Jenny y Mitch entraron en la cocina donde Curtis y Coleman acababan de concluir sus entrevistas.
– ¿Qué le ha pasado? -preguntó Curtis.
Jenny ayudó a sentarse a Mitch frente a una larga mesa de madera en el centro de la habitación, entre una ancha cocina de vitrocerámica y un mueble provisto de cajones y armarios. Jenny abrió de un tirón uno de los cajones y sacó un botiquín.
– Que acabo de encontrarme con un antiguo colega.
– No sabía que los arquitectos fuesen tan apasionados -ironizó Curtis.
Mitch le contó lo de Grabel mientras Jenny le aplicaba en el labio un algodón con antiséptico.

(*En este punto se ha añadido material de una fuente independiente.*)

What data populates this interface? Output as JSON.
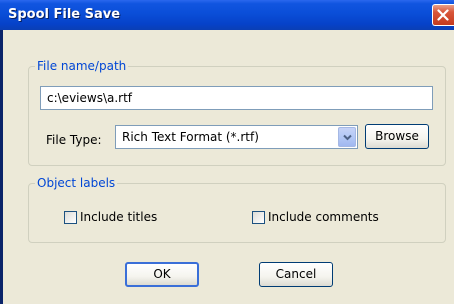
{
  "window": {
    "title": "Spool File Save"
  },
  "file_group": {
    "label": "File name/path",
    "path_value": "c:\\eviews\\a.rtf",
    "file_type_label": "File Type:",
    "file_type_value": "Rich Text Format (*.rtf)",
    "browse_label": "Browse"
  },
  "labels_group": {
    "label": "Object labels",
    "include_titles_label": "Include titles",
    "include_titles_checked": false,
    "include_comments_label": "Include comments",
    "include_comments_checked": false
  },
  "buttons": {
    "ok_label": "OK",
    "cancel_label": "Cancel"
  },
  "colors": {
    "titlebar": "#0a4ed8",
    "dialog_bg": "#ece9d8",
    "group_label": "#0046d5",
    "close_button": "#d9563a"
  },
  "icons": {
    "close": "close-icon",
    "dropdown": "chevron-down-icon"
  }
}
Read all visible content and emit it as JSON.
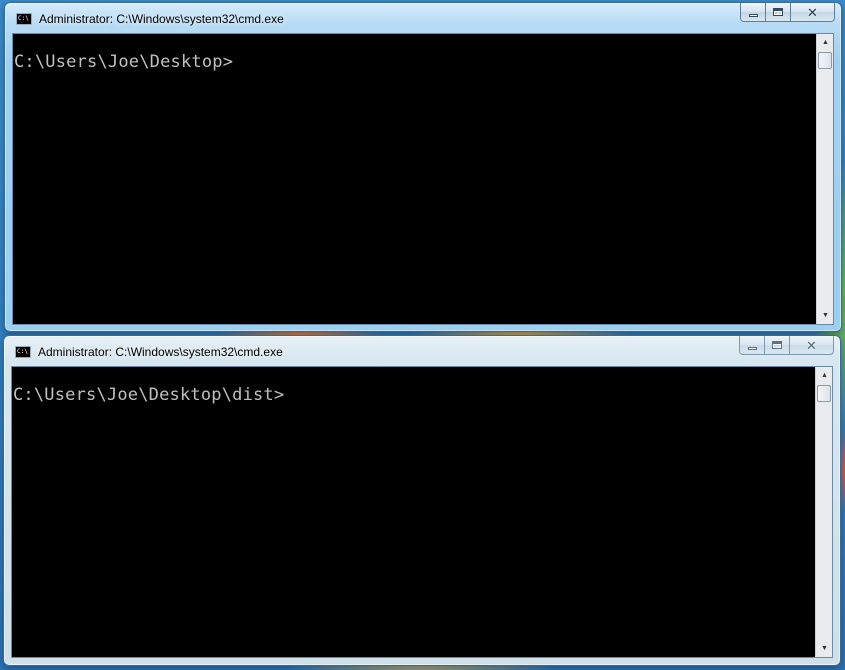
{
  "windows": [
    {
      "title": "Administrator: C:\\Windows\\system32\\cmd.exe",
      "state": "active",
      "console_lines": "C:\\Users\\Joe\\Desktop>"
    },
    {
      "title": "Administrator: C:\\Windows\\system32\\cmd.exe",
      "state": "inactive",
      "console_lines": "C:\\Users\\Joe\\Desktop\\dist>"
    }
  ],
  "icons": {
    "app": "cmd-icon",
    "minimize": "minimize-icon",
    "maximize": "maximize-icon",
    "close": "close-icon",
    "scroll_up": "arrow-up-icon",
    "scroll_down": "arrow-down-icon"
  },
  "glyphs": {
    "app_icon_text": "C:\\",
    "close": "✕",
    "up": "▲",
    "down": "▼"
  },
  "colors": {
    "console_bg": "#000000",
    "console_fg": "#c0c0c0",
    "active_frame": "#9fd0f1",
    "inactive_frame": "#cfe0ea"
  }
}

– Si alguien puede arrojar alguna luz sobre la muerte de Sam Gleig, es él -explicó-. Sólo que Allen no lo ve así. Cuando traté de convencerle de que viniese aquí a hablar con ustedes, me dio un puñetazo que me dejó sin sentido. Está fuera de sí. Como si no hubiese dejado de empinar el codo desde que se fue de la empresa.
– Tendrán que ponerte algunos puntos -observó Jenny-. Procura no sonreír.
Mitch se encogió de hombros.
– Eso es fácil -dijo, frunciendo el ceño-. Oye, ¿no podemos ir a otra parte? Esta luz me está dando jaqueca.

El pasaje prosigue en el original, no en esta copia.